Cambio climático afectó al agro

Concluye la gestión 2017 para el agro con sinsabores en cuanto a producción como se esperaba, por cuanto los fenómenos climáticos afectaron a la agricultura en todas las regiones productoras de Bolivia y como era de esperar hubo disminución en cultivos como la soya a comparación de la gestión 2016 en un 9% al tiempo de la cosecha por inundación, no obstante se logró recuperar lo perdido en comparación del pasado año en otros cereales.

Sin embargo gracias a la producción que se realiza en el oriente y en otras zonas productoras de occidente los bolivianos logramos mantener la seguridad y soberanía alimentaria a pesar de los fenómenos climatológicos que impidieron superar la productividad de hace 5 años.

Uno de los problemas latentes es la falta de agua en todos los departamentos de Bolivia que entre los años 2016 y 2017 como consecuencia de la sequía se tuvo que lamentar numerosas pérdidas de cultivos y ganado ovino, bovino, camélido, aves, etc. en diversas regiones, como nunca antes.  Además se viene sufriendo la sequía en lago Poopo y la disminución del nivel de agua en el Lago Titicaca.

En el oriente boliviano, las fuertes precipitaciones, sequía, inundación y humedad afectaron a cultivos de cereales como soya, arroz, maíz, trigo, reduciendo en rendimiento por efecto del cambio climático.

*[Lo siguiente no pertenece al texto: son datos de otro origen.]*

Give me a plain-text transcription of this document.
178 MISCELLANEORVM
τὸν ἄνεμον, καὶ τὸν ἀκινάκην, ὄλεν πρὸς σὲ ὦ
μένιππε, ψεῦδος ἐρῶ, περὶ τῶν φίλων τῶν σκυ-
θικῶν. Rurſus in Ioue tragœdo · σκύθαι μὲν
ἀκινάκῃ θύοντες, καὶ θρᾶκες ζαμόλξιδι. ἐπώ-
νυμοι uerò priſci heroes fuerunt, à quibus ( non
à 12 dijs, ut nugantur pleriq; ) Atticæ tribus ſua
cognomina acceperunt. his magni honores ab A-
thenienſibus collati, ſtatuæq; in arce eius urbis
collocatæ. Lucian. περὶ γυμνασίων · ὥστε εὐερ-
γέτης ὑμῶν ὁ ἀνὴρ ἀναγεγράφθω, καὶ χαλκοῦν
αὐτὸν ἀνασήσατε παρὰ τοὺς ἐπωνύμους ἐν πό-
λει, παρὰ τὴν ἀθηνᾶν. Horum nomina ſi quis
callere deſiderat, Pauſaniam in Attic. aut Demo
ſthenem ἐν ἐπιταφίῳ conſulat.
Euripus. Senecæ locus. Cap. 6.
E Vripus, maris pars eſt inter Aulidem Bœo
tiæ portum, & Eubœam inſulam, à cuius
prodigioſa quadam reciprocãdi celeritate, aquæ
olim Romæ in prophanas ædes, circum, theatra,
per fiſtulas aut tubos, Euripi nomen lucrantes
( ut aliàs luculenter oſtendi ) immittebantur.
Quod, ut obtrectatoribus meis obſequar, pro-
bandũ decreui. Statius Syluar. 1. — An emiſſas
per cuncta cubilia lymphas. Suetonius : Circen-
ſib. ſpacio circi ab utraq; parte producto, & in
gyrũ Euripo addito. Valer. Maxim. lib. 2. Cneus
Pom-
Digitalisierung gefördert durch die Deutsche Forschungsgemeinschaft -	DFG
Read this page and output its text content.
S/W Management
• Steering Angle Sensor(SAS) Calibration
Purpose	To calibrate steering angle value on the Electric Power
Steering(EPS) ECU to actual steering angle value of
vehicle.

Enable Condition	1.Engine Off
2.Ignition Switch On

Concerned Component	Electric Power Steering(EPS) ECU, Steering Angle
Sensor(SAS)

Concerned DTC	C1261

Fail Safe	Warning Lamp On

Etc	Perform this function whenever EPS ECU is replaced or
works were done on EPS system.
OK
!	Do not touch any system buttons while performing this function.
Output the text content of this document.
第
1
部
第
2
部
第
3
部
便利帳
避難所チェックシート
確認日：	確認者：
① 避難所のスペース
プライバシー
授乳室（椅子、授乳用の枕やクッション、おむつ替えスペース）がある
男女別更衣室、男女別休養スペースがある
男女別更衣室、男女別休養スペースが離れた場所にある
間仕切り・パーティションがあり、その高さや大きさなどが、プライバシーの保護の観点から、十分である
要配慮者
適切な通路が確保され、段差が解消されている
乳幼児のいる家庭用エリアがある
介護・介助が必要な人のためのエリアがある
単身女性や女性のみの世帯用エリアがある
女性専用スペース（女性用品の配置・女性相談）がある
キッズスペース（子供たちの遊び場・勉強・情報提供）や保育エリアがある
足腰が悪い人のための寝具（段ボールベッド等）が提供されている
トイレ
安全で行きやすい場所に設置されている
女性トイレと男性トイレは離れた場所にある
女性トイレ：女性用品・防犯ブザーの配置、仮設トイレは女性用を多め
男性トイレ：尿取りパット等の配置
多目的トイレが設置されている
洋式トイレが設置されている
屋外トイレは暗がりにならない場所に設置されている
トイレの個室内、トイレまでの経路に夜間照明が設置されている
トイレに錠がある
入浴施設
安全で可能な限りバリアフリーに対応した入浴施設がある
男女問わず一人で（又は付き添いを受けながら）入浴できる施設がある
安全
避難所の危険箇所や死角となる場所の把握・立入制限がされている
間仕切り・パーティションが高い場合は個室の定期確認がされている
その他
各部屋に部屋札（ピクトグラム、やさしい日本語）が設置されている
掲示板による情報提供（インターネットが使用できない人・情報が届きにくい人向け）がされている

Aunque los productores hicieron el esfuerzo de mantener la productividad y garantizar la seguridad y soberanía alimentaria, todavía faltan políticas claras estatales locales y nacionales a corto, mediano y largo plazo que puedan encarar un programa de alerta temprana para afrontar cambios de temperatura en el planeta que se pronostican a futuro como resultado del calentamiento global del planeta.

Otro aspecto importante para los agricultores en estas condiciones es contar con semillas aptas, resistentes al estrés hídrico y al cambio climático para así contrarrestar los efectos en los cultivos.